How do I know? I changed your code. Here’s what I changed:

function ObjectControl:rotX(m0,angle)
    local m = modelMatrix()
    local xx,xy,xz = m[1],m[2],m[3]
    self.m = m0:rotate(angle,1,0,0)
end
function ObjectControl:rotY(m0,angle)
    local m = modelMatrix()
    local yx,yy,yz = m[5],m[6],m[7]
    self.m = m0:rotate(angle,0,1,0)
end
function ObjectControl:rotZ(m0,angle)
    local m = modelMatrix()
    local zx,zy,zz = m[9],m[10],m[11]
    self.m = m0:rotate(angle,0,0,1)
end

What happened? Absolutely nothing changed. Your program ran the same after these changes as it had before. I also put matrixMat = m in one of the functions to see that it was the identity matrix.
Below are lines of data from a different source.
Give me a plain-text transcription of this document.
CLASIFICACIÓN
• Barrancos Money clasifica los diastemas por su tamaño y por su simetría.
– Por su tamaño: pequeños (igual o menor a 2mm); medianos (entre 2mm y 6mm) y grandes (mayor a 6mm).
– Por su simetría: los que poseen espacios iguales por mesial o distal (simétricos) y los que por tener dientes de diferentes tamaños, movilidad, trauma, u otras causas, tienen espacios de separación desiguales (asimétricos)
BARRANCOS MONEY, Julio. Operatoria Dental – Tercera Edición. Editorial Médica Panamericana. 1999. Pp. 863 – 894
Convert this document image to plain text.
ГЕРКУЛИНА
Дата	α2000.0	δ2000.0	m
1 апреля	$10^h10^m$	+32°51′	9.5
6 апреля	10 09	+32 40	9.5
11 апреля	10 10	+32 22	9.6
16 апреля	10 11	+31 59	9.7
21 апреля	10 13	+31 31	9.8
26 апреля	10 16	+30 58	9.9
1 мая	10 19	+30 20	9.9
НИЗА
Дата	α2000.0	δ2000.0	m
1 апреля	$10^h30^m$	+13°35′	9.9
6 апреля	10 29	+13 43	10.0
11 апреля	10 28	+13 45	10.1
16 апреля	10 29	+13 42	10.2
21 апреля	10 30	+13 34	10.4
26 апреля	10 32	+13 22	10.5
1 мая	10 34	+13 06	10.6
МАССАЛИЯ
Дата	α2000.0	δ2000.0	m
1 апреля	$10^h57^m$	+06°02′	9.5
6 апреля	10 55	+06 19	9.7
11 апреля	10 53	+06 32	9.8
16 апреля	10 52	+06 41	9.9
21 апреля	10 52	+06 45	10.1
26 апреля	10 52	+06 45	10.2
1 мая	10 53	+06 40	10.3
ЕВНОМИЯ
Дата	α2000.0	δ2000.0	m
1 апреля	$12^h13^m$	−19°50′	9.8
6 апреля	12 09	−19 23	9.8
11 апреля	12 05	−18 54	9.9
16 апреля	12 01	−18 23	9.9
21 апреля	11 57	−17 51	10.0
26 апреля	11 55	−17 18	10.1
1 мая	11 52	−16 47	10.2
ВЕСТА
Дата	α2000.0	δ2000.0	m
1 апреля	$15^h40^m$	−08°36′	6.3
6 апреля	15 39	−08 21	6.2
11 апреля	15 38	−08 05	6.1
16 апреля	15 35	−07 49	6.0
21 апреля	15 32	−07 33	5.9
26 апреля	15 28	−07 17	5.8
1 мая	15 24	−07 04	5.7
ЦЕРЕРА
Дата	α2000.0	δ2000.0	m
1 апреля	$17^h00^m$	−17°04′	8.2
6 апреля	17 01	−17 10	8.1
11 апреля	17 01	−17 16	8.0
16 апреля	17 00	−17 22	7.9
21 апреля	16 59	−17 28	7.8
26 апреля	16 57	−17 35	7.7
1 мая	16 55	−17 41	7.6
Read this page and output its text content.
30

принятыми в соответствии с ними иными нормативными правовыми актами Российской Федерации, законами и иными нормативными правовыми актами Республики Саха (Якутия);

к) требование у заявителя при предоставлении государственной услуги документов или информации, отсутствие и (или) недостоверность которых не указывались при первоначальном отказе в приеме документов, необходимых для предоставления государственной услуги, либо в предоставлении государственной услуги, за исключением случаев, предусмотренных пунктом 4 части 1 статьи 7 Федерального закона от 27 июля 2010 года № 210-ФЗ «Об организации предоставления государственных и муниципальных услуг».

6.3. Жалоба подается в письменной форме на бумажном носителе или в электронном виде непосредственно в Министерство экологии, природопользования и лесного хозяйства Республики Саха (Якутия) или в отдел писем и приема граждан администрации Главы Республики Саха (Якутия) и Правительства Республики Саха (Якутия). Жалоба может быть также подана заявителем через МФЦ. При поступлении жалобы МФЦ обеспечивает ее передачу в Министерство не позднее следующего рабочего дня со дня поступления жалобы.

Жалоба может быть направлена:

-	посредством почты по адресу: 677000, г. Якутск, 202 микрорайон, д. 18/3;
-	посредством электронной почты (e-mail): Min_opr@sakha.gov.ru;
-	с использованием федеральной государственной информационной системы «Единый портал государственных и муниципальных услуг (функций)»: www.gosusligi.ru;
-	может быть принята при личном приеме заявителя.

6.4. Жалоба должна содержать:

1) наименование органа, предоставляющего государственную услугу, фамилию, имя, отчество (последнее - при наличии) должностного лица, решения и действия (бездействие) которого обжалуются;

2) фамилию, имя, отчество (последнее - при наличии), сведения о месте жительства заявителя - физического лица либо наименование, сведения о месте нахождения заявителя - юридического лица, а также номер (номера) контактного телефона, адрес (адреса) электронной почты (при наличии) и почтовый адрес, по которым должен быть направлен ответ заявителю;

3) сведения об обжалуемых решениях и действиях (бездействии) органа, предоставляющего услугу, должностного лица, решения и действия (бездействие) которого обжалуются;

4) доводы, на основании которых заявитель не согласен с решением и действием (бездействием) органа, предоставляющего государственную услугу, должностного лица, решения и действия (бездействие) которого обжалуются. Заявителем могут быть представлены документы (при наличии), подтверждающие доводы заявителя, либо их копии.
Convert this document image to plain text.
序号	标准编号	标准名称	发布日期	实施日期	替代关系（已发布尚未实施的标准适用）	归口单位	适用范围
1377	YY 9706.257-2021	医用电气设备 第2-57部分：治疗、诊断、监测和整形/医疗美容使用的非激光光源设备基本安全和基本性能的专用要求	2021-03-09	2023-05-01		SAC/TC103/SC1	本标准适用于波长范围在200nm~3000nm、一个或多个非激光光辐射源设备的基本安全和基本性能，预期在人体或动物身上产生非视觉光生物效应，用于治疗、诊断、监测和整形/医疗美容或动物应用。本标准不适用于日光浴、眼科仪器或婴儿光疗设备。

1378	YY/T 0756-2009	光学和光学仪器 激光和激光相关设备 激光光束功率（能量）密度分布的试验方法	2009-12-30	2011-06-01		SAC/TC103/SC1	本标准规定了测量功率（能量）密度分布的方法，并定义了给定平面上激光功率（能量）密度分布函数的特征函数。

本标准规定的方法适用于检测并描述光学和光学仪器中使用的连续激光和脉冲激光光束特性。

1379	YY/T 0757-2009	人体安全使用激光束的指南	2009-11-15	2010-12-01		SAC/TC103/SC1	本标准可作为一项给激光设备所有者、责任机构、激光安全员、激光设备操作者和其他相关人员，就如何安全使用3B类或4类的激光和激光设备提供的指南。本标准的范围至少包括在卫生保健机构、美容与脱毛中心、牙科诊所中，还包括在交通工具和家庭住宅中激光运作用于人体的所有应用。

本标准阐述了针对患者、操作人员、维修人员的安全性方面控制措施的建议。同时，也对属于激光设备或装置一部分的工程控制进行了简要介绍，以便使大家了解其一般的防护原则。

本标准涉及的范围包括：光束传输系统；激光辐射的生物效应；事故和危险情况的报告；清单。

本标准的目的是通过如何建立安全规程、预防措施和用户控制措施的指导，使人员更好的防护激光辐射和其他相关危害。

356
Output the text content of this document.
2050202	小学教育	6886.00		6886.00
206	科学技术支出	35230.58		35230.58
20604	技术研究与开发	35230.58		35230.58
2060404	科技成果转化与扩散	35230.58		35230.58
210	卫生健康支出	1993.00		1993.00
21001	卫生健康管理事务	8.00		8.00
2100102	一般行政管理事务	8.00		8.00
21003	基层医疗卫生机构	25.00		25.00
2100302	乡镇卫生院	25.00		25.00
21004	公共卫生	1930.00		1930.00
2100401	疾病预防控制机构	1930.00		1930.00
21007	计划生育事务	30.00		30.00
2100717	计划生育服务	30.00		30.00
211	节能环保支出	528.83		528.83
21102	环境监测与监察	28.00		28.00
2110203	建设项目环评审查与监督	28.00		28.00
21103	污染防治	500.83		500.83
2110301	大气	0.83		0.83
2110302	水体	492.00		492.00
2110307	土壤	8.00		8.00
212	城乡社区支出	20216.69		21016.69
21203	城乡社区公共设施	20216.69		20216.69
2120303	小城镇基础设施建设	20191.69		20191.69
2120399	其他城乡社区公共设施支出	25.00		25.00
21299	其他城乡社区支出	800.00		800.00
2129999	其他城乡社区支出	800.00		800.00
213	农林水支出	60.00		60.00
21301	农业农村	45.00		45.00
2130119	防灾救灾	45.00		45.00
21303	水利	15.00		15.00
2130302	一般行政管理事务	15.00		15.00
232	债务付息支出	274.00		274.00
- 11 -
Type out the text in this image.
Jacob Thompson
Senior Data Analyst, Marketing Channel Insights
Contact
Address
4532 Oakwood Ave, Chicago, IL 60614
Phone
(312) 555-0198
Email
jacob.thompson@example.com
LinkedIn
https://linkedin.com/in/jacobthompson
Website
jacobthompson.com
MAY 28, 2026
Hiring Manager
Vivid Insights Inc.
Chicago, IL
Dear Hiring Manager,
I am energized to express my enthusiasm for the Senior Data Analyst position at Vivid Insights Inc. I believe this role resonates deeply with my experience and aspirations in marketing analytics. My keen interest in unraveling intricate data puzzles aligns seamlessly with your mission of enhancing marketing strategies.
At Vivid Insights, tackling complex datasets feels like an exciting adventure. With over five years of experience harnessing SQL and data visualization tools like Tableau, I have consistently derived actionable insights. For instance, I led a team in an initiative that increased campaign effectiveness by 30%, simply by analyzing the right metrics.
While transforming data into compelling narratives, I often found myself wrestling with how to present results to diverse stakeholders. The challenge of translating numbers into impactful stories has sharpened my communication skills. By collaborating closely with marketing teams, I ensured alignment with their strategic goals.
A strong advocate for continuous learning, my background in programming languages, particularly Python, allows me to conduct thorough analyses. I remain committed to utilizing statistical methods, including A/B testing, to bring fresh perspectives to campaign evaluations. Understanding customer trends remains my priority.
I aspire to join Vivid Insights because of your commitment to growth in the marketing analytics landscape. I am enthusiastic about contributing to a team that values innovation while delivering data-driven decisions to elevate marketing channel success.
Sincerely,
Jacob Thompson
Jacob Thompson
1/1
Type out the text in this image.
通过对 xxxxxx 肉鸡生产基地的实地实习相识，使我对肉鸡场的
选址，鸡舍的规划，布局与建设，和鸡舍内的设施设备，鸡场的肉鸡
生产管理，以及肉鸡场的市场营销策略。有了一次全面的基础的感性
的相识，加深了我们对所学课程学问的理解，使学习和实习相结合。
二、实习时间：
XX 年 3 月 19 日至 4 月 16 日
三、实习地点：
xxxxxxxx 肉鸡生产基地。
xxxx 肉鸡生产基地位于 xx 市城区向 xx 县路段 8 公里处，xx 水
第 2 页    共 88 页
The reason being that when this is called, modelMatrix() returns the identity matrix. They are called in the touched function which is handled after the draw function. By the end of the draw function you’ve set modelMatrix() back to the identity matrix. If you want to have the controlling matrix in force, you need to put controls:move() at the very end of the draw function. I recommend that you do that as you’ll see that I’m right: the rotation is very strange indeed.

Thanks for the advice. I checked that quicky: you are right. Then the programming is simpler, so i like it. I still don’t understand everything there, but the bottom line is that i know how to control my object orientation: with a self.m matrix, to which apply the std rotation and translation.That will be enough for today (time to go to bed…). Regards.

I’m pleased you’ve got a way to do it now. And I’m sorry if I came across as a bit peeved in the above.